In reality, OneCoins aren’t at all mined using computer resources, and their value is entirely pre-determined by the scammers themselves, who have “programmed” it to rise from €0.50 ($0.56) to roughly €29.95 ($33.68) per coin.

Investigators also refuted OneCoin’s claims that it maintains a private “blockchain” that identifies and records OneCoin transactions. Police actually found OneCoin lacks “a true blockchain, that is, a public and verifiable blockchain.”

As of March 2015, the scammers have been allocating OneCoin members “coins” that don’t really exist – not even on the fake, private OneCoin blockchain.

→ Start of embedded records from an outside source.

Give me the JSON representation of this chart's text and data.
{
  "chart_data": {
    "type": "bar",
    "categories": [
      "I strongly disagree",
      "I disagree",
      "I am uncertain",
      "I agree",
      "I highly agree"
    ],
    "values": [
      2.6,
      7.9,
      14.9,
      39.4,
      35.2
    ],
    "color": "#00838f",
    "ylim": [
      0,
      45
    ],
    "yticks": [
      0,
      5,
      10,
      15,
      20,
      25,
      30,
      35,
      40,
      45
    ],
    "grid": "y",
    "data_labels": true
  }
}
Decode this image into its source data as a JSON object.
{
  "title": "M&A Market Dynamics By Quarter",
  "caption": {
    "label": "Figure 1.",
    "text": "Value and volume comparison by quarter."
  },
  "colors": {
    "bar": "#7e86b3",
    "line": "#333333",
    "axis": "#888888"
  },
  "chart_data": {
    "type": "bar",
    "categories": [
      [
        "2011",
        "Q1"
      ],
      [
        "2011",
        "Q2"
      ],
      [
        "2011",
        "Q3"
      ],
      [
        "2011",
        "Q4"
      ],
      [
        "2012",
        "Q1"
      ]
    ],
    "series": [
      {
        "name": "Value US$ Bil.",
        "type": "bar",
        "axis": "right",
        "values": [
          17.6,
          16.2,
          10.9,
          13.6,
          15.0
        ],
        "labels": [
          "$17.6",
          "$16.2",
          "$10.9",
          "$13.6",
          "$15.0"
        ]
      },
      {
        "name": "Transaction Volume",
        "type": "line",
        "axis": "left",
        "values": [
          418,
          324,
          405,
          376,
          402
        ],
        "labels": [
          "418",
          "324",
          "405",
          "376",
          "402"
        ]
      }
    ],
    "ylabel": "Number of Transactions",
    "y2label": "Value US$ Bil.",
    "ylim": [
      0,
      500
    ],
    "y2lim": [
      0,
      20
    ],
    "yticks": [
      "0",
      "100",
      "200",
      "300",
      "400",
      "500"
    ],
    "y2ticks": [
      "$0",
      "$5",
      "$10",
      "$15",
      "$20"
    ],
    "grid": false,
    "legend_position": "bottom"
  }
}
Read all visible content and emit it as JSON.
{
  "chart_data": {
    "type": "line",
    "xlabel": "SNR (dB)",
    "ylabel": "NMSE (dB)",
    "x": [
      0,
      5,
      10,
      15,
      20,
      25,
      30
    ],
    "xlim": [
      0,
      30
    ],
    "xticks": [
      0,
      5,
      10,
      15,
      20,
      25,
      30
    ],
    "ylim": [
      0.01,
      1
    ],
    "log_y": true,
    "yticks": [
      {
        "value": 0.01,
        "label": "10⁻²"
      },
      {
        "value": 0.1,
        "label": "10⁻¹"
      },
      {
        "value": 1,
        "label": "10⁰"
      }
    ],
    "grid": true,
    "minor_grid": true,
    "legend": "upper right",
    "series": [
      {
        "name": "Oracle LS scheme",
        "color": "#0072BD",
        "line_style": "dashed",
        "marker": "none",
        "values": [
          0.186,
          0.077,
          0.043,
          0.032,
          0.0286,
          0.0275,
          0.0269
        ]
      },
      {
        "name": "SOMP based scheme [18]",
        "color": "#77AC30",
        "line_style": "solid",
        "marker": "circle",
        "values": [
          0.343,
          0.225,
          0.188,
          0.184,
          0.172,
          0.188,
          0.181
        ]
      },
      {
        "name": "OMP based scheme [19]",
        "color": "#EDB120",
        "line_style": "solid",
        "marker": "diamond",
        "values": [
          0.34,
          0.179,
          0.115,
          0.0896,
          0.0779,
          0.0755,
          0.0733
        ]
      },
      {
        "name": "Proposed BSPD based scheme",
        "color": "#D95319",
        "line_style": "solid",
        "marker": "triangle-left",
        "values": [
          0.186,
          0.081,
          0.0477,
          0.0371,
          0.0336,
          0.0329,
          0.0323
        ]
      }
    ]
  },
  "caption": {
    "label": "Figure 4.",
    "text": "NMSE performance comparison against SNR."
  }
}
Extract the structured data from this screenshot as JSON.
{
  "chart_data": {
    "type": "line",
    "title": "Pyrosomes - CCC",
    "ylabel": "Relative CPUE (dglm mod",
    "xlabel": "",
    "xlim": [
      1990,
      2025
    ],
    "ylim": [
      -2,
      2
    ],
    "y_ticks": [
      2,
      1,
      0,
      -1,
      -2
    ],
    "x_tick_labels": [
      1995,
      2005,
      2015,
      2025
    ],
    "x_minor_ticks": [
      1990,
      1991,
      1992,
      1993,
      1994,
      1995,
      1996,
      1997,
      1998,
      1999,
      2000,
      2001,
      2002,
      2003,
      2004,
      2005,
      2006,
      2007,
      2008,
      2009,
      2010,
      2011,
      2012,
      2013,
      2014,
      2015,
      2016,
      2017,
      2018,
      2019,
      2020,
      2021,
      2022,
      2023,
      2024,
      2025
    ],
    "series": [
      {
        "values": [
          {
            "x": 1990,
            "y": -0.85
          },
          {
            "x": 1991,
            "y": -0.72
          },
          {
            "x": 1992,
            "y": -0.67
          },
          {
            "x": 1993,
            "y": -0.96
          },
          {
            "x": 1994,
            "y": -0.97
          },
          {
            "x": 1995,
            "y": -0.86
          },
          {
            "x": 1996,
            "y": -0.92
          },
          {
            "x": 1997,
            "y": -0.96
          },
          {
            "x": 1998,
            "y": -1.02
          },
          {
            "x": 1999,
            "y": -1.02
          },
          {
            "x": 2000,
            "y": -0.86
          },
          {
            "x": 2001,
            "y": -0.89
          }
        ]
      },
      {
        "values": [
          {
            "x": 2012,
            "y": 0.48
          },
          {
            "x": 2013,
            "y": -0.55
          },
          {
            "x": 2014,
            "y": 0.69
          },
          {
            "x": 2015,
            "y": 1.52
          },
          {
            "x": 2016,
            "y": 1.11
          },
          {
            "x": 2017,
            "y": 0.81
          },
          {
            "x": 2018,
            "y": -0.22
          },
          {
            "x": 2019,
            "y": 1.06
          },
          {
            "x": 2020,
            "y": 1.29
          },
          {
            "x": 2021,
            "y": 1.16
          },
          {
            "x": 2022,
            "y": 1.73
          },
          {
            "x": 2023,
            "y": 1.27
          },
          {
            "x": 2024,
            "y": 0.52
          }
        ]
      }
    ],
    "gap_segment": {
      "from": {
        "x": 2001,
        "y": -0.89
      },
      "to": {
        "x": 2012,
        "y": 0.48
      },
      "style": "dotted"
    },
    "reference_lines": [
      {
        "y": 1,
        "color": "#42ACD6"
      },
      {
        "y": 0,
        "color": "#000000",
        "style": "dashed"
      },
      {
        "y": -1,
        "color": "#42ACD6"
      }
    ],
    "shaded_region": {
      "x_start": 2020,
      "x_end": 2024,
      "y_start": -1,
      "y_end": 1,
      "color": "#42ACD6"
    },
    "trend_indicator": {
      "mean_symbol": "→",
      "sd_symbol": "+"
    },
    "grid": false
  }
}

Authorities allege its founders referred to these coins as “fake coins.”

While the total figure for how much money has been defrauded from investors is yet to be determined, records reportedly show OneCoin Ltd. made €3.35 billion ($3.38B) in sales revenue between Q4 2014 and and Q3 2016, with profits of €2.23 billion ($2.5B) in the same period.

The OneCoin scam is reportedly still running to this day.

OneCoin exists entirely to defraud cryptocurrency investors

The brazenness of these fraudsters is certainly something to behold. One email reportedly reveals that when Ignatova expressed her idea of what the “exit strategy” for OneCoin could be, the first option was to “take the money and run and blame someone else for this.”

Most recently, Ignatov travelled to the US lure even more international investors into purchasing his dodgy cryptocurrency. Authorities stated he met with a number of OneCoin affiliates in Las Vegas between February 27 and March 6 2019.

When Ignatov was quizzed over when OneCoin members would be able to monetize the cryptocurrency they had bought, he allegedly replied: “If you are here to cash out, leave this room now, because you don’t understand what this project is about.”

Throughout Ignatov’s time as OneCoin’s spiritual leader, he is accused of making false representations to OneCoin members in order to fool them into buying additional trader packages.

In particular, Ignatov repeatedly encouraged potential buyers of the possibility that OneCoin would undergo a series of “initial public offering” rounds between 2018 and 2019 in a bid to solicit additional investments. To date, no such offering has taken place.

Ignatova, who remains at large, faces five counts, four of which carry a maximum sentence of 20 years in prison, with the last a maximum of five years.

Ignatov is charged with one count of conspiracy to commit wire fraud, which has a maximum sentence of 20 years in prison attached.

Scott, the accused US-based money launderer, is indicted with one charge of conspiracy to commit money laundering, which also carries a maximum sentence of 20 years in prison.

No more pyramids or Ponzis, please

This story is almost identical to the BitConnect scam, which until now has been referred to as the biggest cryptocurrency-fuelled pyramid scheme in history (it once “enjoyed” a market cap of over $2.6 billion).

Let’s reiterate this: multi-level marketing and tiered referral systems are absolute red flags, not only in cryptocurrency and blockchain, but in the greater investment sector.

Again, incredible promises of passive revenue from cryptocurrency companies are exactly that – incredible.

Pyramid and Ponzi schemes only work as long as their founders can pump new money into the fraudulent ecosystem, and only they can ever know when that money runs out.